The guest appearances mattered. Aqua Azurii — running as Oozora Subaru’s invited driver in the No.48 Oreca — and other JP entrants like the victorious Jeff Rohan and Tokoyami Towa’s presence influenced finishing positions and therefore the distribution of points among the INT field. That dynamic is becoming a recurring feature of the HoloType weekend format: invited drivers can spice the show while altering the mathematics of the championship without themselves being eligible for series points.

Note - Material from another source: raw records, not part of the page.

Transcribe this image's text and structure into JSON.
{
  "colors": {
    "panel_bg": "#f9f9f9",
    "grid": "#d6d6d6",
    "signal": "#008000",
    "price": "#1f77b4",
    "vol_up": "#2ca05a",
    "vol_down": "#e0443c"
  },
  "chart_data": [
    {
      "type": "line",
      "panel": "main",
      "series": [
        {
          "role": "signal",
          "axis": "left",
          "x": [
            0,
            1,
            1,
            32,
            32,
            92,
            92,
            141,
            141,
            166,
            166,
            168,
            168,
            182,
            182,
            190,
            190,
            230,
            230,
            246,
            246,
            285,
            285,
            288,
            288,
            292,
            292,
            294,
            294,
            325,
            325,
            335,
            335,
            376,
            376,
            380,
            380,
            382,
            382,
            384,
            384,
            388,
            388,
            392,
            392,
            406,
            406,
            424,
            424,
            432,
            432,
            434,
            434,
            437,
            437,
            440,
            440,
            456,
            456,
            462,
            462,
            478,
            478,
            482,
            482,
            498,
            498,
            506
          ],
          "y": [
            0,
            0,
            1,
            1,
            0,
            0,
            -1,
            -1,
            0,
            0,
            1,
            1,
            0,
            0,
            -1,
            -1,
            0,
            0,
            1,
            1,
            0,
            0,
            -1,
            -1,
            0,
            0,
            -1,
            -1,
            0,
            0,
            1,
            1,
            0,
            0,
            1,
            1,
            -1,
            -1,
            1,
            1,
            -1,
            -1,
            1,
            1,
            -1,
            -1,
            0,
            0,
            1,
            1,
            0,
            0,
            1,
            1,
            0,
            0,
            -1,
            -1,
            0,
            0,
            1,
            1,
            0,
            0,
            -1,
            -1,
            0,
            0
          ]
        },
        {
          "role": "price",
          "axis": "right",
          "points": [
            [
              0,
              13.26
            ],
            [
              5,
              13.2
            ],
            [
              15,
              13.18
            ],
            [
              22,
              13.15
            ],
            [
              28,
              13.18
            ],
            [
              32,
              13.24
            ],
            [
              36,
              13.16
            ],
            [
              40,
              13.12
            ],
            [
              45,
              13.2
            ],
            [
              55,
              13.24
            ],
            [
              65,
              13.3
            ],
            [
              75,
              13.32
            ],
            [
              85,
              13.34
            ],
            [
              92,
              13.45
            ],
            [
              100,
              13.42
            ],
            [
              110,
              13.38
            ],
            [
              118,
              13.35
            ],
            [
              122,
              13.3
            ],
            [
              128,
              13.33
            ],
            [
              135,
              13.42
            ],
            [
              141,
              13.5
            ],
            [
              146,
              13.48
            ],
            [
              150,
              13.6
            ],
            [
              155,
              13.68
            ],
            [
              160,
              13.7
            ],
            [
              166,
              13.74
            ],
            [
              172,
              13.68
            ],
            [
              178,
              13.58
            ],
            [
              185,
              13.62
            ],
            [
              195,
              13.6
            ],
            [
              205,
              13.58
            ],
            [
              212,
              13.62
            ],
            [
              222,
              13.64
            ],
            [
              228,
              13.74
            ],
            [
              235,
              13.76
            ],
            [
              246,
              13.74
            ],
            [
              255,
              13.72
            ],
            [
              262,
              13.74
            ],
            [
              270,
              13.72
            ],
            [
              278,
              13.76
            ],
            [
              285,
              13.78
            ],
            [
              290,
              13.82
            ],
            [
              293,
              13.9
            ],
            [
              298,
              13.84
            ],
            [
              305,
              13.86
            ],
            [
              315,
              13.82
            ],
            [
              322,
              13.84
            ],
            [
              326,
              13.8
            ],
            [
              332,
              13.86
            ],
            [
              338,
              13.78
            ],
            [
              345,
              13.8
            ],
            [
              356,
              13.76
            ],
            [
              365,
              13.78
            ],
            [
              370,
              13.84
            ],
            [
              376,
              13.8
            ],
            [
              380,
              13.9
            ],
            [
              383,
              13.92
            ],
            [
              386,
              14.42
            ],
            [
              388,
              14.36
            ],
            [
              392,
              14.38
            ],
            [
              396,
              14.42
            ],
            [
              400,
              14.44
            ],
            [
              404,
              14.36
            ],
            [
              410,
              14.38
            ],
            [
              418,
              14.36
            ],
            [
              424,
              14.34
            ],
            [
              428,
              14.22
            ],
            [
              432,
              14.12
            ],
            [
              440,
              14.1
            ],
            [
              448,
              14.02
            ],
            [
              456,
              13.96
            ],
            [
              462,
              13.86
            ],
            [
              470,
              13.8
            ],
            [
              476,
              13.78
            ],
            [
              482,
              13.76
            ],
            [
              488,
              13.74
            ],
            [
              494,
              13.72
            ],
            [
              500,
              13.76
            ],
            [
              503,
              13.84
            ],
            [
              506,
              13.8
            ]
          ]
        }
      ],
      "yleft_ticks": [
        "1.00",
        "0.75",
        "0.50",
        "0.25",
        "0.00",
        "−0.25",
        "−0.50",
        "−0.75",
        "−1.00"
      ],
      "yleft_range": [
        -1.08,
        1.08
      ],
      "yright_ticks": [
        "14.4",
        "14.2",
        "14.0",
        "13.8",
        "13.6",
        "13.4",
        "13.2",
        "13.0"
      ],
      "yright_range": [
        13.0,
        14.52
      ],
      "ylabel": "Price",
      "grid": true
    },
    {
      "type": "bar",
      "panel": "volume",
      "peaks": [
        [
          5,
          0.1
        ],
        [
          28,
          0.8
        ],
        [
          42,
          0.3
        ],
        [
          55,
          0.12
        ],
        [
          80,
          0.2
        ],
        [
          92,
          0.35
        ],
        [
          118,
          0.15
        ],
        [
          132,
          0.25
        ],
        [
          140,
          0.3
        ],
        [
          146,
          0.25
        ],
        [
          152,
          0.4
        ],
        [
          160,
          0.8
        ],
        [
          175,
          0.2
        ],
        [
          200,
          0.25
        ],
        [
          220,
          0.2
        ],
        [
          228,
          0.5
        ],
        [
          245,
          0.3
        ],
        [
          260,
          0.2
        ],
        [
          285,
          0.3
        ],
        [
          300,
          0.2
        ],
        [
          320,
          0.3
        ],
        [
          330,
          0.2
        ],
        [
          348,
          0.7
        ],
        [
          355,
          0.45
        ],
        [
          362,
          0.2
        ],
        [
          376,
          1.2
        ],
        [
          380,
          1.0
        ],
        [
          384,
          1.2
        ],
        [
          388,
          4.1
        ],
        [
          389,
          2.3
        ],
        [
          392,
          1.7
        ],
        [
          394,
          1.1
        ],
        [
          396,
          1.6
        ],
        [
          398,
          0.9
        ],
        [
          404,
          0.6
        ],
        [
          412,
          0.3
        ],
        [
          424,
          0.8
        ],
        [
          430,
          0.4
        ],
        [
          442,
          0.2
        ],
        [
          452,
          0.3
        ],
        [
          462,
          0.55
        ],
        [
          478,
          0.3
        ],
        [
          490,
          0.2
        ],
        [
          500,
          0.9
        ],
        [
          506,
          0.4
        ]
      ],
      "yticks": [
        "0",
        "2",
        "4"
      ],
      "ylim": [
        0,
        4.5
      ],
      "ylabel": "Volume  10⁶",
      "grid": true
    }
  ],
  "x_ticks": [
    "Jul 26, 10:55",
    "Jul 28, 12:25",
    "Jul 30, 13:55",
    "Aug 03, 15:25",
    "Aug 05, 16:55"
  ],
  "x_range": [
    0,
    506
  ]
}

Championship implications are immediate but not decisive. Mohd Shazren Redza (Koseki Bijou, No.14) retains the championship lead on 563 points after a tough race 2, but Haziq Yazid (Shiori Novella, No.90) is closing in and sits at 531 after a weekend in which he did solid damage control with him out in 8th. Angela Sims (Anya Melfissa, No.33) remains third, while Evelyn Kuromi’s weekend — win plus a strong points finish — puts her on 437 and keeps her in the conversation with four rounds remaining.


Standout performances of the weekend were as much about timing as speed. Evelyn Kuromi’s Race 1 control and opportunism set up a strong points day; Hinochi Taiyo’s Race 2 second place (and first available points) was textbook execution under pressure; and Ryan Kagawa’s P3 provided a timely boost for Pavolia Reine. Conversely, some headline names struggled to translate pace into reward — Mohammed Shazren Redza dominated the opening invitational but endured a tougher time in the feature races, highlighting how the Glen can bite back on strategy or misfortune.


The All For One weekend delivered the package ARO hoped for: energetic support-race entertainment, the crossover spectacle with Hololive English’s concert, and meaningful championship moves. With four rounds left in the HoloType International calendar, the title fight tightens into a war of attrition where managing invited guests, traffic and pit-stop timing will be just as important as raw lap time.


Up next: teams travel onwards and try to turn Watkins Glen lessons into points at Suzuka later this year. For now, fans will be replaying Jeff Rohan’s surprise win, Kuromi’s composed drive and Hinochi’s points haul — a Glen weekend that married concert drama off-track with on-track intrigue in equal measure.